SAVE - Rooted in the environment, branching into the community
About SAVE
SAVE, Students Against Violating the Earth, is an all volunteer group of about 200 high school students from Souderton Area High School. Each year members of this group provide nearly 2,000 hours of volunteer time in the community. The most popular events include the three community recycling days where over 30 tons of recyclables are collected; a summer camp program that provides over 100 kids with outdoor nature activities; and the many public programs and tours of the Student Environmental Education Campus.

With no model to follow or blueprint to use, students of SAVE, took the initiative to research, design, and create a campus which includes a functioning environmental demonstration home, a solar powered sustainable energy classroom building called CONNECTIONS, and a seven acre nature center on a wooded lot next to the district’s West Broad Street Elementary School. This Student Environmental Education Campus (SEEC) has become a model for student-lead environmental education programs across the nation. It has won numerous awards and was recognized as a winner of the EPA’s Presidential Environmental Youth Award presented by President Bush in the White House. The entire campus was built and paid for by the students and their community partners. It is run and maintained by SAVE members. The campus is open to the public and is the site of many of the group’s activities.

The organization has begun a campaign to provide assistance and inspiration to help other schools expand their environmental programs. SAVE members created the LEAP Program (Leadership in Environmental Action) which provides a forum for schools to network and work with each other. About a dozen different schools became involved in its first year and SAVE hopes to expand the program during the upcoming school year.

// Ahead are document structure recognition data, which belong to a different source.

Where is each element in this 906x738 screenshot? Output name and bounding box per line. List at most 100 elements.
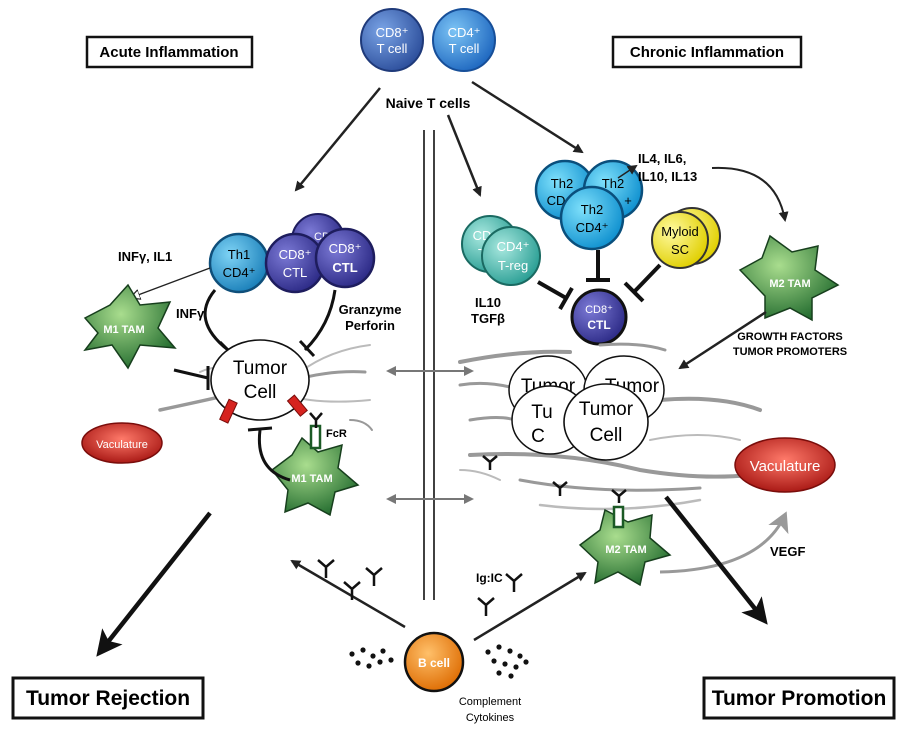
right-vasculature: Vaculature [734, 437, 836, 493]
chronic-inflammation-heading: Chronic Inflammation [611, 35, 803, 69]
infg-label: INFγ [176, 306, 205, 321]
svg-text:CD4⁺: CD4⁺ [448, 25, 481, 40]
tumor-receptor-right [286, 394, 308, 417]
svg-text:SC: SC [671, 242, 689, 257]
svg-text:CTL: CTL [283, 265, 308, 280]
inhibit-th1-to-tumor [203, 289, 229, 352]
arrow-th2-to-cytokines [617, 164, 638, 179]
svg-text:Cell: Cell [244, 382, 277, 403]
arrow-th1-to-m1tam [130, 267, 211, 298]
inhibit-m1tam-bottom [257, 429, 291, 482]
naive-cd8-t-cell: CD8⁺ T cell [360, 8, 424, 72]
svg-text:CD: CD [547, 193, 566, 208]
chronic-inflammation-text: Chronic Inflammation [630, 44, 784, 61]
svg-text:CD4⁺: CD4⁺ [497, 239, 530, 254]
svg-text:Vaculature: Vaculature [96, 439, 148, 451]
cytokines-label: Cytokines [466, 712, 515, 724]
infg-il1-label: INFγ, IL1 [118, 249, 172, 264]
right-cd8-ctl-cell: CD8⁺ CTL [570, 288, 628, 346]
tumor-promotion-heading: Tumor Promotion [702, 676, 896, 720]
inhibit-m1tam-to-tumor [173, 368, 209, 380]
tumor-rejection-heading: Tumor Rejection [11, 676, 205, 720]
m2-fcr-receptor [612, 505, 625, 529]
svg-text:CD4⁺: CD4⁺ [576, 220, 609, 235]
il10-label: IL10 [475, 295, 501, 310]
svg-text:Tumor: Tumor [233, 358, 288, 379]
m2-tam-top: M2 TAM [738, 234, 840, 322]
antibody-on-fcr [309, 412, 323, 428]
granzyme-label: Granzyme [339, 302, 402, 317]
arrow-naive-to-treg [446, 114, 482, 197]
igic-label: Ig:IC [476, 571, 503, 585]
svg-text:CD4⁺: CD4⁺ [223, 265, 256, 280]
arrow-bcell-to-m2tam [473, 571, 587, 642]
growth-factors-label: GROWTH FACTORS [737, 331, 843, 343]
svg-text:Th2: Th2 [581, 202, 603, 217]
svg-text:M2 TAM: M2 TAM [769, 278, 810, 290]
arrow-to-tumor-promotion [664, 495, 768, 625]
svg-text:C: C [531, 426, 545, 447]
inhibit-ctl-to-tumor [303, 289, 337, 352]
arrow-naive-to-th2 [471, 80, 584, 154]
b-cell: B cell [403, 631, 465, 693]
arrow-m2tam-to-tumor [678, 310, 767, 370]
inhibit-myeloid-to-ctl [632, 263, 662, 294]
fcr-receptor [309, 424, 322, 450]
svg-text:CD8⁺: CD8⁺ [376, 25, 409, 40]
vegf-label: VEGF [770, 544, 805, 559]
acute-inflammation-text: Acute Inflammation [99, 44, 238, 61]
cd8-ctl-front-cell: CD8⁺ CTL [314, 227, 376, 289]
tumor-promoters-label: TUMOR PROMOTERS [733, 346, 847, 358]
right-ecm-fibers [458, 342, 762, 511]
perforin-label: Perforin [345, 318, 395, 333]
svg-text:M1 TAM: M1 TAM [291, 473, 332, 485]
svg-text:M1 TAM: M1 TAM [103, 324, 144, 336]
svg-text:Cell: Cell [590, 425, 623, 446]
tumor-promotion-text: Tumor Promotion [712, 687, 887, 710]
right-antibodies [482, 455, 627, 503]
svg-text:Tu: Tu [531, 402, 552, 423]
m1-tam-bottom: M1 TAM [270, 436, 360, 517]
th1-cd4-cell: Th1 CD4⁺ [208, 232, 270, 294]
svg-text:CD8⁺: CD8⁺ [585, 304, 613, 316]
svg-text:T cell: T cell [449, 41, 480, 56]
svg-text:B cell: B cell [418, 656, 450, 670]
naive-cd4-t-cell: CD4⁺ T cell [432, 8, 496, 72]
m1-tam-top: M1 TAM [83, 283, 177, 370]
svg-text:Myloid: Myloid [661, 224, 699, 239]
acute-inflammation-heading: Acute Inflammation [85, 35, 254, 69]
arrow-bcell-to-left [290, 559, 406, 629]
svg-text:CD8⁺: CD8⁺ [329, 241, 362, 256]
cd4-treg-cell: CD4⁺ T-reg [481, 226, 541, 286]
myeloid-sc-cell: Myloid SC [651, 211, 709, 269]
complement-label: Complement [459, 696, 521, 708]
svg-text:CD8⁺: CD8⁺ [279, 247, 312, 262]
m2-tam-bottom: M2 TAM [578, 508, 672, 587]
svg-text:+: + [624, 193, 632, 208]
arrow-to-tumor-rejection [96, 511, 212, 657]
svg-text:Th1: Th1 [228, 247, 250, 262]
left-complement-dots [349, 647, 394, 669]
th2-cd4-cell: Th2 CD4⁺ [559, 185, 625, 251]
arrow-cytokines-to-m2tam [711, 166, 789, 222]
il4-il6-label: IL4, IL6, [638, 151, 686, 166]
svg-text:Vaculature: Vaculature [750, 458, 821, 475]
left-vasculature: Vaculature [81, 422, 163, 464]
right-tumor-cell-front: Tumor Cell [563, 383, 649, 461]
arrow-naive-to-acute [294, 87, 381, 192]
svg-text:CTL: CTL [587, 318, 610, 332]
svg-text:T-reg: T-reg [498, 258, 528, 273]
fcr-label: FcR [326, 428, 347, 440]
tumor-receptor-left [219, 398, 238, 424]
bottom-antibodies [317, 559, 523, 616]
svg-text:T cell: T cell [377, 41, 408, 56]
naive-t-cells-label: Naive T cells [386, 95, 471, 111]
svg-text:Th2: Th2 [551, 176, 573, 191]
arrow-m2tam-to-vasculature [659, 511, 789, 574]
svg-text:Tumor: Tumor [579, 399, 634, 420]
inhibit-treg-to-ctl [537, 280, 567, 300]
svg-text:M2 TAM: M2 TAM [605, 544, 646, 556]
il10-il13-label: IL10, IL13 [638, 169, 697, 184]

Recently, SAVE members have been challenged to design a way to cool small buildings without the use of electricity. After a year of design meetings with experts in the community, SAVE members created a new type of solar chimney which removes the warm air inside a building and replaces it with air cooled by underground pipes. Similar designs worked on by SAVE students are used in a local bank office and a church. A simpler, more applicable design is being approved for use on a new hospital project in Haiti with possible applications in both Central America and Africa. SAVE members hope this idea will become a new standard in third world construction.

SEEC:  Student Environmental Education Campus

SAVE is a national award-winning environmental group made up of over 200 students from Souderton Area High School. The organization is entirely run and funded by students with the help of community partners.